Let's count up our most frequent tokens from each N-gram.

```{r nGramHistogram, cache=TRUE}
# Transform N-grams structure to pull out token frequencies
unigram_r <- rollup(unigram, 2, na.rm = TRUE, FUN = sum)
 bigram_r <- rollup( bigram, 2, na.rm = TRUE, FUN = sum)
trigram_r <- rollup(trigram, 2, na.rm = TRUE, FUN = sum)
# Get token frequencies of each N-gram
unigram_tokens_counts <- data.frame(Token = unigram$dimnames$Terms, Frequency = unigram_r$v)
 bigram_tokens_counts <- data.frame(Token =  bigram$dimnames$Terms, Frequency =  bigram_r$v)
trigram_tokens_counts <- data.frame(Token = trigram$dimnames$Terms, Frequency = trigram_r$v)
# Sort tokens by frequency
unigram_sorted <- arrange(unigram_tokens_counts, desc(Frequency))
 bigram_sorted <- arrange( bigram_tokens_counts, desc(Frequency))
trigram_sorted <- arrange(trigram_tokens_counts, desc(Frequency))
# Save sorted data for word prediction later
save(unigram_sorted, file = "ngrams/unigram.RData")
save( bigram_sorted, file = "ngrams/bigram.RData" )
save(trigram_sorted, file = "ngrams/trigram.RData")
# Filter top 100 most frequent
top_unigram <- top_n(unigram_sorted, 100, Frequency)
 top_bigram <- top_n( bigram_sorted, 100, Frequency)
top_trigram <- top_n(trigram_sorted, 100, Frequency)
```

## Barplots of Token Frequency

Finally, we can make some barplots showing the frequencies of the most common tokens in each N-gram.

```{r Barplots}
make_ngram_barplot <- function(x, top_n, n, color){
  main_title <- paste("Top", as.character(top_n), "most frequent", n)
  ggplot(x[1:top_n,], aes(reorder(Token, -Frequency), Frequency)) +
    geom_bar(stat="identity", fill=I(color)) +
    labs(x=n, y="Frequency") + ggtitle(main_title) +
    theme(axis.text.x = element_text(angle = 60, size = 12, hjust = 1))
}
make_ngram_barplot(top_unigram, 20, "Unigrams", "red")
make_ngram_barplot(top_bigram,  20,  "Bigrams", "blue")
make_ngram_barplot(top_trigram, 20, "Trigrams", "yellow")
```


## Word Clouds

We can also make word clouds as another way to visualize our token frequencies.

```{r wordClouds}
make_word_cloud <- function(x, s, max_words){
  wordcloud(x[,1], x[,2], scale=s,
          min.freq=5, max.words=max_words, random.order=FALSE,
          rot.per=0.5, colors=brewer.pal(8, "Dark2"),
          use.r.layout=FALSE)
}
make_word_cloud(top_unigram, c(3.0, 0.1), 100)
make_word_cloud(top_bigram,  c(2.3, 0.1), 100)
make_word_cloud(top_trigram, c(1.5, 0.1), 100)
```

# Conclusion and Planning for Final Project

It seems that we will have to sacrifice a significant portion of our model's accuracy for the sake of runtime.
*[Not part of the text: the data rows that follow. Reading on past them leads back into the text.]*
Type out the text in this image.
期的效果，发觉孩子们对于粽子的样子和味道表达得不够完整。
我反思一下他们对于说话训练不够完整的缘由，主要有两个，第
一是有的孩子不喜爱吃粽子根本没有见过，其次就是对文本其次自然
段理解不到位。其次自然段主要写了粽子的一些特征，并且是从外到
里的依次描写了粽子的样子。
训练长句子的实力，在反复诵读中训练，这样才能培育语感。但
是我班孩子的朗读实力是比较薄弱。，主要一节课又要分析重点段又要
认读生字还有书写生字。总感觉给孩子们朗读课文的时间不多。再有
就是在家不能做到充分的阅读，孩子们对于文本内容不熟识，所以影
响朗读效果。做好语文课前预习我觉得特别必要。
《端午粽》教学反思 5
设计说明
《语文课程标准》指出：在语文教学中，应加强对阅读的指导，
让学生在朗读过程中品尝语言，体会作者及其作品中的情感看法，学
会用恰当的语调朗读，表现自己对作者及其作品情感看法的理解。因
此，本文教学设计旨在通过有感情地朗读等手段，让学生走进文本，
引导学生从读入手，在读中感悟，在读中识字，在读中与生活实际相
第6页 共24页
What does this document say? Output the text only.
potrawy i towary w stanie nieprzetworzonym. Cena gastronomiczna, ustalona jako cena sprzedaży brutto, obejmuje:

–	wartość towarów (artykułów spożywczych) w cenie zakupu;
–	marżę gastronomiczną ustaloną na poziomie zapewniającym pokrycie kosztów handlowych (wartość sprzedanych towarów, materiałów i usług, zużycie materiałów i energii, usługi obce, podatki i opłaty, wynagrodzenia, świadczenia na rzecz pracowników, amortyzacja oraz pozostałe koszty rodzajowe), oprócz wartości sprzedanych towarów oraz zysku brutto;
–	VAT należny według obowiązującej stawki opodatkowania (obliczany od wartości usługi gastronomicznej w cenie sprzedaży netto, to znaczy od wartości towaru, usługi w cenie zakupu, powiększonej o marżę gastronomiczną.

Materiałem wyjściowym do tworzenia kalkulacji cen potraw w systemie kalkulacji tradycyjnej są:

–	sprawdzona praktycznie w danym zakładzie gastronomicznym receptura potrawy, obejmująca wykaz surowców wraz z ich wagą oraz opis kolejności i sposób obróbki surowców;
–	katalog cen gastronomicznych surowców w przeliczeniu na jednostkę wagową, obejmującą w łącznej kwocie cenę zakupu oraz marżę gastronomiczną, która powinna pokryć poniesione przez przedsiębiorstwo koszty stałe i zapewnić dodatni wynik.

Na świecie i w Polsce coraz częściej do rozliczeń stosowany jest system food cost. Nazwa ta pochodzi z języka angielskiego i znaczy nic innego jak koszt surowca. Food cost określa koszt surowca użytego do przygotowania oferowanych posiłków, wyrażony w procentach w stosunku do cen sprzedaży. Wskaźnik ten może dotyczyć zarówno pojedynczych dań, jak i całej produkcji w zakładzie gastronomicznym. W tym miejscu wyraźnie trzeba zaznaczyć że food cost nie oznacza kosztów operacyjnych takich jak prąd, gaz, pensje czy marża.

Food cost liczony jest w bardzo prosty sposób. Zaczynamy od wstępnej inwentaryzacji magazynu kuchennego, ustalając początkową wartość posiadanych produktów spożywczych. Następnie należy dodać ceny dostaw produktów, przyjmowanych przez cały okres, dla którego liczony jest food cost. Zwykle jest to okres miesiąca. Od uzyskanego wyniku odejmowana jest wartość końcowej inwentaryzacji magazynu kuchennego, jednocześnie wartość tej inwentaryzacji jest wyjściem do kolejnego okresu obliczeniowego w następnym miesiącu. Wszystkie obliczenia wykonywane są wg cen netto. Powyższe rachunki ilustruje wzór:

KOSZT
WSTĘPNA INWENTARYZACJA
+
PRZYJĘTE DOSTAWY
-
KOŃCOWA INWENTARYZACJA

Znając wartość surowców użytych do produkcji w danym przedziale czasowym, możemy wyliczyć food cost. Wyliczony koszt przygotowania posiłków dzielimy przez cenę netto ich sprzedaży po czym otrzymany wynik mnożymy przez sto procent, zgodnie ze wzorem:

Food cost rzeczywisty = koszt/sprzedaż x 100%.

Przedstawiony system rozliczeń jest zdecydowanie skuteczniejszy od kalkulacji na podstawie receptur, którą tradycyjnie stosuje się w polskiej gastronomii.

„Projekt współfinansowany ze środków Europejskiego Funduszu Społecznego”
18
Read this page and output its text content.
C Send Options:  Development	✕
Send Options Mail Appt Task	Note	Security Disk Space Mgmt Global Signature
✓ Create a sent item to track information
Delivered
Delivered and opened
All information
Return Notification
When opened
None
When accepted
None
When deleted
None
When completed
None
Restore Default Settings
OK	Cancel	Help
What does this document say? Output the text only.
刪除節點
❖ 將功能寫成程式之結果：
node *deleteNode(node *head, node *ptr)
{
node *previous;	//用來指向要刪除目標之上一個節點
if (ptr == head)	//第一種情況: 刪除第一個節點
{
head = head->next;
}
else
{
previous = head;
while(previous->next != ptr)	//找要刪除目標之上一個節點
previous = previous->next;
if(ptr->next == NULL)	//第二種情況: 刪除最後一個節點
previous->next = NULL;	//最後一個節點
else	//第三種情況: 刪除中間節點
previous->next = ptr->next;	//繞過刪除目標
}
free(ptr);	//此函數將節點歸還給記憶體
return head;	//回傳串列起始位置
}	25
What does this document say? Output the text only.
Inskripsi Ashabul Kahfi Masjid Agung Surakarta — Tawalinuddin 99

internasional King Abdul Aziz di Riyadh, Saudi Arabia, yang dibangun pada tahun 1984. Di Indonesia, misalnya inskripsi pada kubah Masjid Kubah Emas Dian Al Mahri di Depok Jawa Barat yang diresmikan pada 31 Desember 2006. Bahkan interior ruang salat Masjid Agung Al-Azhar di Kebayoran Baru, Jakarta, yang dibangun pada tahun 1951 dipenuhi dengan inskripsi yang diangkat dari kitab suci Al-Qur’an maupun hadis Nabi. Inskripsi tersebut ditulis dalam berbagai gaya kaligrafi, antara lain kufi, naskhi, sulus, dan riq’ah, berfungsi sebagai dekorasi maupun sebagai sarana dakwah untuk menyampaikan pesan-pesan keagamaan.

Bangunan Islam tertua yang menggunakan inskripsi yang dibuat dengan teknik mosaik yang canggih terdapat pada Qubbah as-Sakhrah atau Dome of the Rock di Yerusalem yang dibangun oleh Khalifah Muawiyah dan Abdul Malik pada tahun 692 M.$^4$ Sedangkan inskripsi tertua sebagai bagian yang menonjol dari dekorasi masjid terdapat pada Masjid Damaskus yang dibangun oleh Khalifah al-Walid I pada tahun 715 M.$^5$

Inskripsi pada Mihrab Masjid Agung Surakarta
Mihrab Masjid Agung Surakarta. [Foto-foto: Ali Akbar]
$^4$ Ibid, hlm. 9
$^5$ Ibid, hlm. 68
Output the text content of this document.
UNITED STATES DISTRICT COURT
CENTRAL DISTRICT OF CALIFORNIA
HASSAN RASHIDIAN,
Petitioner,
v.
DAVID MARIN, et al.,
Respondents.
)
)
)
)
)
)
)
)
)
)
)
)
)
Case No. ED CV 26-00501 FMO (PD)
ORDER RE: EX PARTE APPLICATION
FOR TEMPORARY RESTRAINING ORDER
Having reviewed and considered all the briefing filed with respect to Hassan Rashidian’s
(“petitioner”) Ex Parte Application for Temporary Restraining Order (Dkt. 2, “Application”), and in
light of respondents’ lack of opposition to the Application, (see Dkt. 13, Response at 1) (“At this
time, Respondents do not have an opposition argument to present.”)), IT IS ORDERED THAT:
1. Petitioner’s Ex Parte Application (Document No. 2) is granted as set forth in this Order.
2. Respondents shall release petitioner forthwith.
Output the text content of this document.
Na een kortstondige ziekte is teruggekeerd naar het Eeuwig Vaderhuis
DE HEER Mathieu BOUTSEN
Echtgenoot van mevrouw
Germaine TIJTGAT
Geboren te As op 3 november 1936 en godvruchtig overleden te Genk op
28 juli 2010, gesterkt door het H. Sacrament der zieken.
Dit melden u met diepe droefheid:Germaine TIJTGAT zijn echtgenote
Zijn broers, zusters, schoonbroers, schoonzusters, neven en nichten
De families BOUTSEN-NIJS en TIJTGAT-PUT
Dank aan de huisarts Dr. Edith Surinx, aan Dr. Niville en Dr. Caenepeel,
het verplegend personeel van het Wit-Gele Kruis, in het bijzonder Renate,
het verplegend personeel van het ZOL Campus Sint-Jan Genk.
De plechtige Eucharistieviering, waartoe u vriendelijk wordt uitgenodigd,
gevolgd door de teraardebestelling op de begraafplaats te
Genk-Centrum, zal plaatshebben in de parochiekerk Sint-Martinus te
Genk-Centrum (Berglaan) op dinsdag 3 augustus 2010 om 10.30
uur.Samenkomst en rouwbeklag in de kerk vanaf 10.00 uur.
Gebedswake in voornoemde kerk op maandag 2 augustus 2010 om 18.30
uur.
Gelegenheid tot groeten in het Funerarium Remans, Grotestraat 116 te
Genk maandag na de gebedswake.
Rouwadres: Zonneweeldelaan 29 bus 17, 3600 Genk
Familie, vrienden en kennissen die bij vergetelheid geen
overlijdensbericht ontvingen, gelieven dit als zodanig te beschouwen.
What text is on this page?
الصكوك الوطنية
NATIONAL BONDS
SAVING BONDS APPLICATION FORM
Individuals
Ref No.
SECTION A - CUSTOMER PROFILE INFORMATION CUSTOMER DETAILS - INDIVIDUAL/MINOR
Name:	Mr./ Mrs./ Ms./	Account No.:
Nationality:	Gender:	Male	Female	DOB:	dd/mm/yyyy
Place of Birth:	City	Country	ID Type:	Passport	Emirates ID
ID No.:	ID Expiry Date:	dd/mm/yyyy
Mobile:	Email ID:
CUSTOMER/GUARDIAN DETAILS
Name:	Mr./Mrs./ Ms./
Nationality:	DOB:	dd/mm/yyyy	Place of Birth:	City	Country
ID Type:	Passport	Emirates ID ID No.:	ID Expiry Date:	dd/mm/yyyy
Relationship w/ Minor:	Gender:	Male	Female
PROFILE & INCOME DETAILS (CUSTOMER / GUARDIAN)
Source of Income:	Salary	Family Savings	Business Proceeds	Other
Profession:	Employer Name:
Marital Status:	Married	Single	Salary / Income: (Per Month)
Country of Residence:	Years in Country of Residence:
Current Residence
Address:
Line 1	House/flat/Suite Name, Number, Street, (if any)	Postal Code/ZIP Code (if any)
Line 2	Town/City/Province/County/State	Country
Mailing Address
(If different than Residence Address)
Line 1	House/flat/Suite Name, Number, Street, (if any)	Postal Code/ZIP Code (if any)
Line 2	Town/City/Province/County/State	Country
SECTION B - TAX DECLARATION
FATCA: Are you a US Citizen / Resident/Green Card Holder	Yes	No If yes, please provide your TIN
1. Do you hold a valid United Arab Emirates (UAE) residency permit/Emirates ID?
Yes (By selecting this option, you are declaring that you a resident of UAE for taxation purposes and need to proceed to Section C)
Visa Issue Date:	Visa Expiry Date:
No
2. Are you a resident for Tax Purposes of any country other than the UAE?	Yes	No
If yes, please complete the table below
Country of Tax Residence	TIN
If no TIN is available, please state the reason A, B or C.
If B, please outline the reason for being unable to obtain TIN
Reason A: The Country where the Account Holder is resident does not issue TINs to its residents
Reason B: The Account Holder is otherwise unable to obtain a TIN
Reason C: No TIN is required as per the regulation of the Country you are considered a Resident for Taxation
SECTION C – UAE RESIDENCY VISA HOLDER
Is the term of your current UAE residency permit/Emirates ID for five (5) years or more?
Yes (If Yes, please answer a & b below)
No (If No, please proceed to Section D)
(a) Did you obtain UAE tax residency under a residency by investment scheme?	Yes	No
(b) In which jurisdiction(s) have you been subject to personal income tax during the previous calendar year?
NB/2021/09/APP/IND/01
Even though the sample size is pretty small compared to the raw data set, it still takes quite a while to construct our ngrams data. I think a sample size of 30,000 will be sufficient. I think a better job could be done with the data cleaning, as some of the trigrams seem to be a bit odd.

For the final project I plan on training a model using the N-grams constructed here and deploying it into a shiny application that will predict the next word from a user's input.